After references came doodling a few tries at a fashion for Ms. January on a pre-made fashion croquis:
It was also very important for me to find a model for reference who looks different from the model in my reference image (who is me). I hope to give each Lady in this series her own identity and unique look and that is where the useful site, F.tape, comes in! F.tape’s presentation of models in a visual wall helps me scroll through faces quickly in order to find one who appeals to my sense of the character I’m trying to capture. I wanted a fresh-faced character with red (or blond) hair who fits my mental image of a Persephone-esque figure for January.
January has a link to the Persephone myth especially via the birthstone of Garnet, whose crystalline bunches have been compared to pomegranate seeds. I imagine as winter nears its end in this month, Persephone anticipates her return to the sun. Of course, I may just be very Persephone obsessed, which is entirely possible!
The rough sketches from before have now become a clean ink drawing thanks to the help of Micron Sepia and Brown India ink pigmented pens!
I fear each Lady is going to be more detailed than the last! I am a detail addict, I admit. Now, I really, really want to start painting! But I need to figure out my colors first, since she is such a complex piece. Sometimes I do just move forward to paint without a study, but that can lead to tears with more complex pieces. For January, I want to conjure the themes of the Garnet birthstone.

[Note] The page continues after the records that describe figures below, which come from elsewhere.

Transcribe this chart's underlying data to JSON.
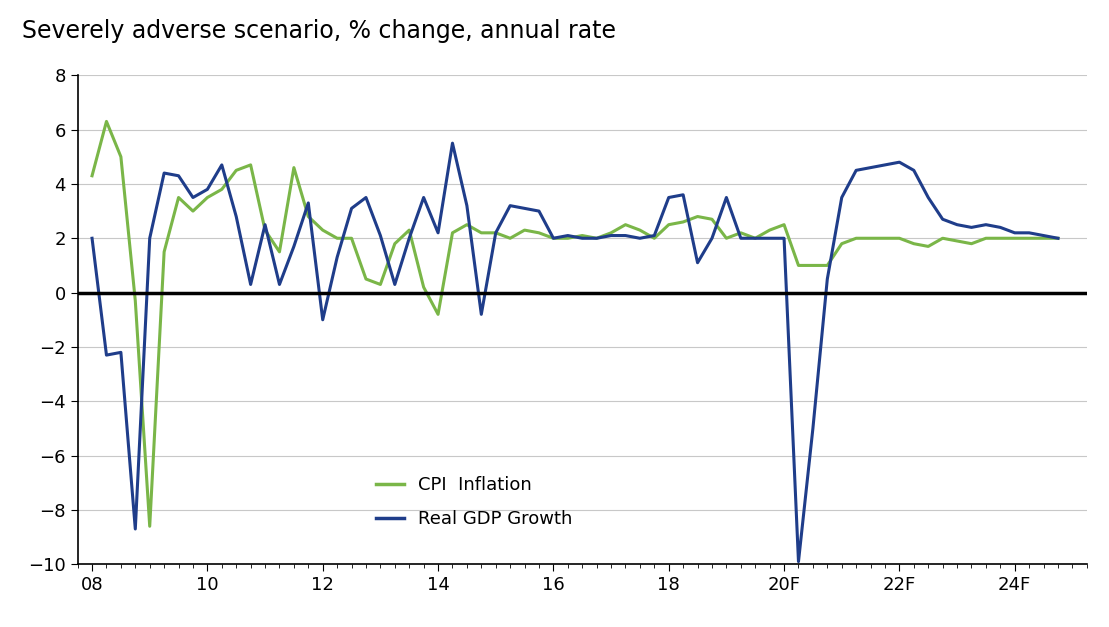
{
  "title": "Severely adverse scenario, % change, annual rate",
  "title_fontsize": 17,
  "cpi_color": "#7ab648",
  "gdp_color": "#1f3d8a",
  "zero_line_color": "#000000",
  "grid_color": "#c8c8c8",
  "background_color": "#ffffff",
  "ylim": [
    -10,
    8
  ],
  "yticks": [
    -10,
    -8,
    -6,
    -4,
    -2,
    0,
    2,
    4,
    6,
    8
  ],
  "xlim_left": 2007.75,
  "xlim_right": 2025.25,
  "xtick_positions": [
    2008,
    2010,
    2012,
    2014,
    2016,
    2018,
    2020,
    2022,
    2024
  ],
  "xtick_labels": [
    "08",
    "10",
    "12",
    "14",
    "16",
    "18",
    "20F",
    "22F",
    "24F"
  ],
  "legend_labels": [
    "CPI  Inflation",
    "Real GDP Growth"
  ],
  "cpi": [
    4.3,
    6.3,
    5.0,
    -0.3,
    -8.6,
    1.5,
    3.5,
    3.0,
    3.5,
    3.8,
    4.5,
    4.7,
    2.3,
    1.5,
    4.6,
    2.8,
    2.3,
    2.0,
    2.0,
    0.5,
    0.3,
    1.8,
    2.3,
    0.2,
    -0.8,
    2.2,
    2.5,
    2.2,
    2.2,
    2.0,
    2.3,
    2.2,
    2.0,
    2.0,
    2.1,
    2.0,
    2.2,
    2.5,
    2.3,
    2.0,
    2.5,
    2.6,
    2.8,
    2.7,
    2.0,
    2.2,
    2.0,
    2.3,
    2.5,
    1.0,
    1.0,
    1.0,
    1.8,
    2.0,
    2.0,
    2.0,
    2.0,
    1.8,
    1.7,
    2.0,
    1.9,
    1.8,
    2.0,
    2.0,
    2.0,
    2.0,
    2.0,
    2.0
  ],
  "gdp": [
    2.0,
    -2.3,
    -2.2,
    -8.7,
    2.0,
    4.4,
    4.3,
    3.5,
    3.8,
    4.7,
    2.8,
    0.3,
    2.5,
    0.3,
    1.7,
    3.3,
    -1.0,
    1.3,
    3.1,
    3.5,
    2.1,
    0.3,
    2.0,
    3.5,
    2.2,
    5.5,
    3.2,
    -0.8,
    2.2,
    3.2,
    3.1,
    3.0,
    2.0,
    2.1,
    2.0,
    2.0,
    2.1,
    2.1,
    2.0,
    2.1,
    3.5,
    3.6,
    1.1,
    2.0,
    3.5,
    2.0,
    2.0,
    2.0,
    2.0,
    -9.9,
    -5.0,
    0.5,
    3.5,
    4.5,
    4.6,
    4.7,
    4.8,
    4.5,
    3.5,
    2.7,
    2.5,
    2.4,
    2.5,
    2.4,
    2.2,
    2.2,
    2.1,
    2.0
  ]
}
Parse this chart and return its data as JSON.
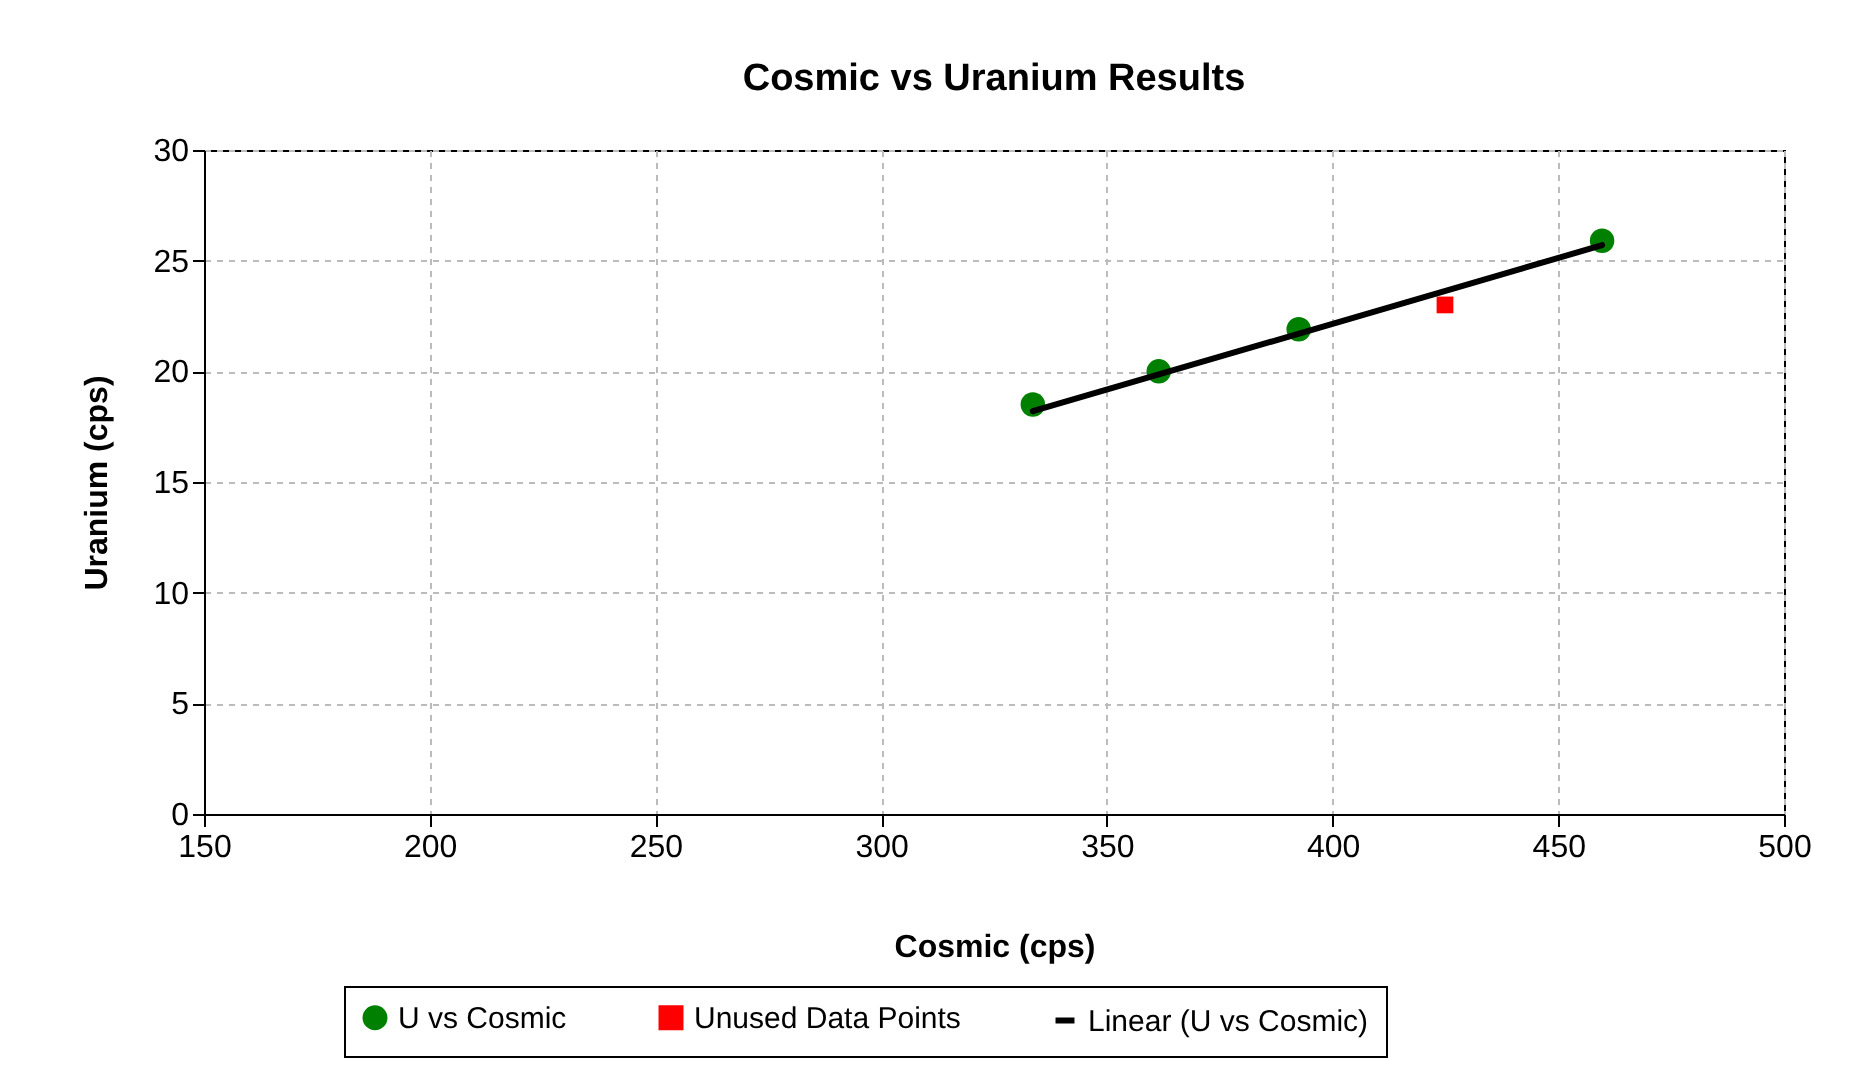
{
  "chart_data": {
    "type": "scatter",
    "title": "Cosmic vs Uranium Results",
    "xlabel": "Cosmic (cps)",
    "ylabel": "Uranium (cps)",
    "series": [
      {
        "name": "U vs Cosmic",
        "marker": "circle",
        "color": "#008000",
        "x": [
          333.6,
          361.5,
          392.5,
          459.7
        ],
        "values": [
          18.5,
          20.0,
          21.9,
          25.9
        ]
      },
      {
        "name": "Unused Data Points",
        "marker": "square",
        "color": "#ff0000",
        "x": [
          424.9
        ],
        "values": [
          23.0
        ]
      },
      {
        "name": "Linear (U vs Cosmic)",
        "type": "line",
        "line_style": "solid",
        "color": "#000000",
        "x": [
          333.6,
          459.7
        ],
        "values": [
          18.2,
          25.7
        ]
      }
    ],
    "xlim": [
      150,
      500
    ],
    "xticks": [
      150,
      200,
      250,
      300,
      350,
      400,
      450,
      500
    ],
    "ylim": [
      0,
      30
    ],
    "yticks": [
      0,
      5,
      10,
      15,
      20,
      25,
      30
    ],
    "grid": true,
    "legend": "bottom"
  }
}
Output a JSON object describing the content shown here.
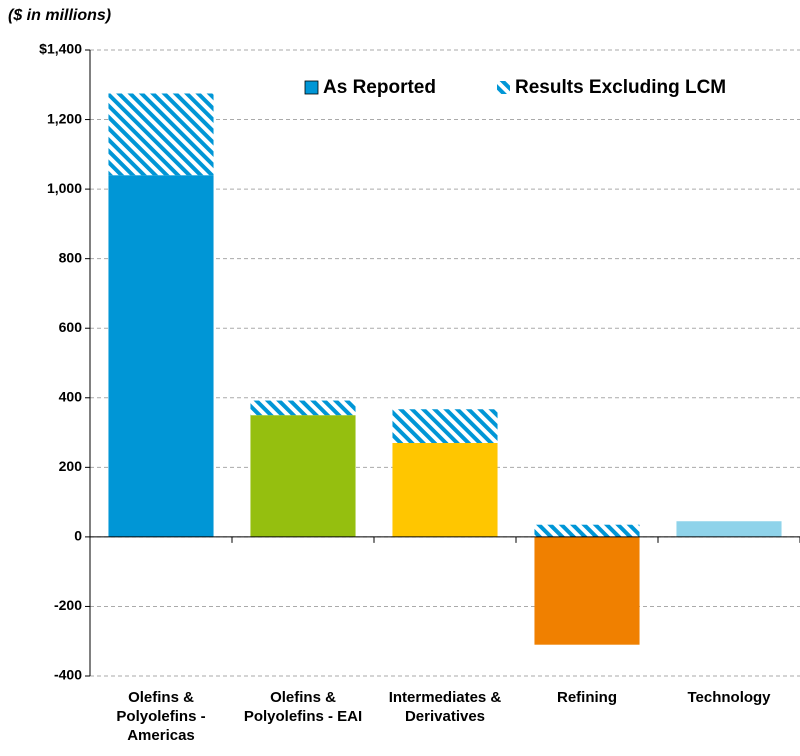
{
  "chart_data": {
    "type": "bar",
    "subtitle": "($ in millions)",
    "categories": [
      "Olefins & Polyolefins - Americas",
      "Olefins & Polyolefins - EAI",
      "Intermediates & Derivatives",
      "Refining",
      "Technology"
    ],
    "series": [
      {
        "name": "As Reported",
        "colors": [
          "#0096d6",
          "#95bf0f",
          "#ffc600",
          "#f08000",
          "#8fd3ea"
        ],
        "color": "#0096d6",
        "values": [
          1040,
          350,
          270,
          -310,
          45
        ]
      },
      {
        "name": "Results Excluding LCM",
        "color": "#0096d6",
        "hatch": true,
        "values": [
          1275,
          392,
          367,
          35,
          null
        ]
      }
    ],
    "ylim": [
      -400,
      1400
    ],
    "yticks": [
      -400,
      -200,
      0,
      200,
      400,
      600,
      800,
      {
        "value": 1000,
        "label": "1,000"
      },
      {
        "value": 1200,
        "label": "1,200"
      },
      {
        "value": 1400,
        "label": "$1,400"
      }
    ],
    "grid": true,
    "legend": "upper right"
  }
}
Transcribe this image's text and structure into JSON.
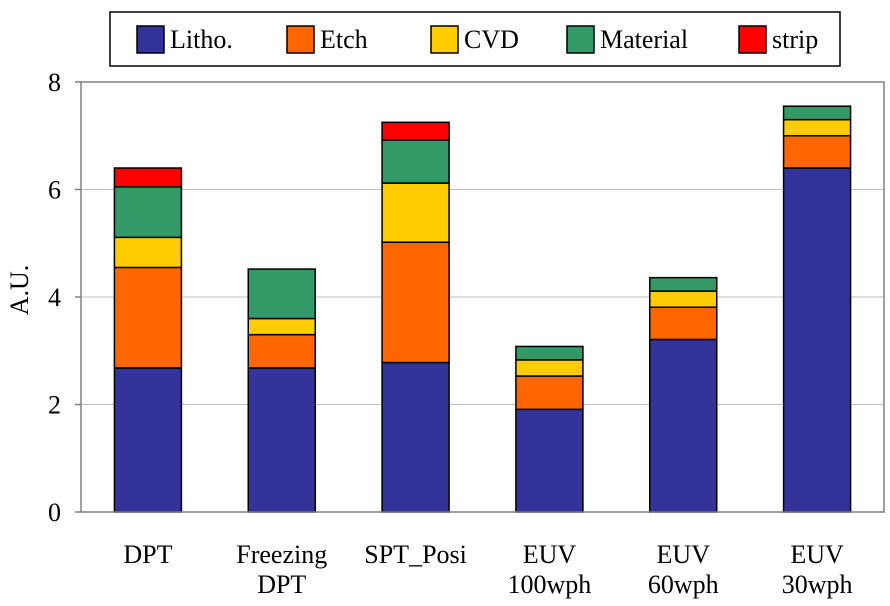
{
  "chart_data": {
    "type": "bar",
    "stacked": true,
    "ylabel": "A.U.",
    "xlabel": "",
    "ylim": [
      0,
      8
    ],
    "yticks": [
      0,
      2,
      4,
      6,
      8
    ],
    "grid": "horizontal",
    "legend_position": "top",
    "categories": [
      [
        "DPT"
      ],
      [
        "Freezing",
        "DPT"
      ],
      [
        "SPT_Posi"
      ],
      [
        "EUV",
        "100wph"
      ],
      [
        "EUV",
        "60wph"
      ],
      [
        "EUV",
        "30wph"
      ]
    ],
    "series": [
      {
        "name": "Litho.",
        "color": "#333399",
        "values": [
          2.68,
          2.68,
          2.78,
          1.91,
          3.21,
          6.4
        ]
      },
      {
        "name": "Etch",
        "color": "#FF6600",
        "values": [
          1.87,
          0.62,
          2.24,
          0.62,
          0.6,
          0.6
        ]
      },
      {
        "name": "CVD",
        "color": "#FFCC00",
        "values": [
          0.56,
          0.3,
          1.1,
          0.3,
          0.3,
          0.3
        ]
      },
      {
        "name": "Material",
        "color": "#339966",
        "values": [
          0.94,
          0.92,
          0.8,
          0.25,
          0.25,
          0.25
        ]
      },
      {
        "name": "strip",
        "color": "#FF0000",
        "values": [
          0.35,
          0,
          0.33,
          0,
          0,
          0
        ]
      }
    ]
  }
}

I broke down all the main objects (ie. the veil, dress, flowers, stems, etc.) into their own layers in Photoshop so that I could easily tweak the colors. I came up with the following color palettes (mostly inspired by Complementary and Analogous color schemes), tweaking them as I went along based on feedback from my art groups.
Notice how the deep red changes from purple to a darker red as the palettes progress? A member of one of my art groups (who is in fact a January baby) made the point that most January babies identify with the traditional deep blood red of the birthstone and that when targeting the birthstone market, one must be as accurate to the stone as possible. I had thought the purple Garnets to be just as acceptable, but apparently the purple note stones are usually dyed that way to distinguish them from Rubies, making them a less pure Garnet.
I also received the unexpected feedback that January didn’t feel ‘wintry’ enough, which I hadn’t thought about. This makes sense, however, as January is traditionally seen as a colder month still under the influence of winter. I began pushing the theme more into silver and red rather than gold and red to see if I could cool down the warm notes that were making her too festive and warm (see 9 and 10).
Now I’ll be moving on to paint, where I intend to record my painting process invideo for you all! You’ll get to see the video a week ahead of the general non-Patreon public.
Fingers crossed my colors work with me. Watercolors have a habit of not matching the colors I have planned digitally by nature of their intense pigments and the challenge of mixing pigments to match.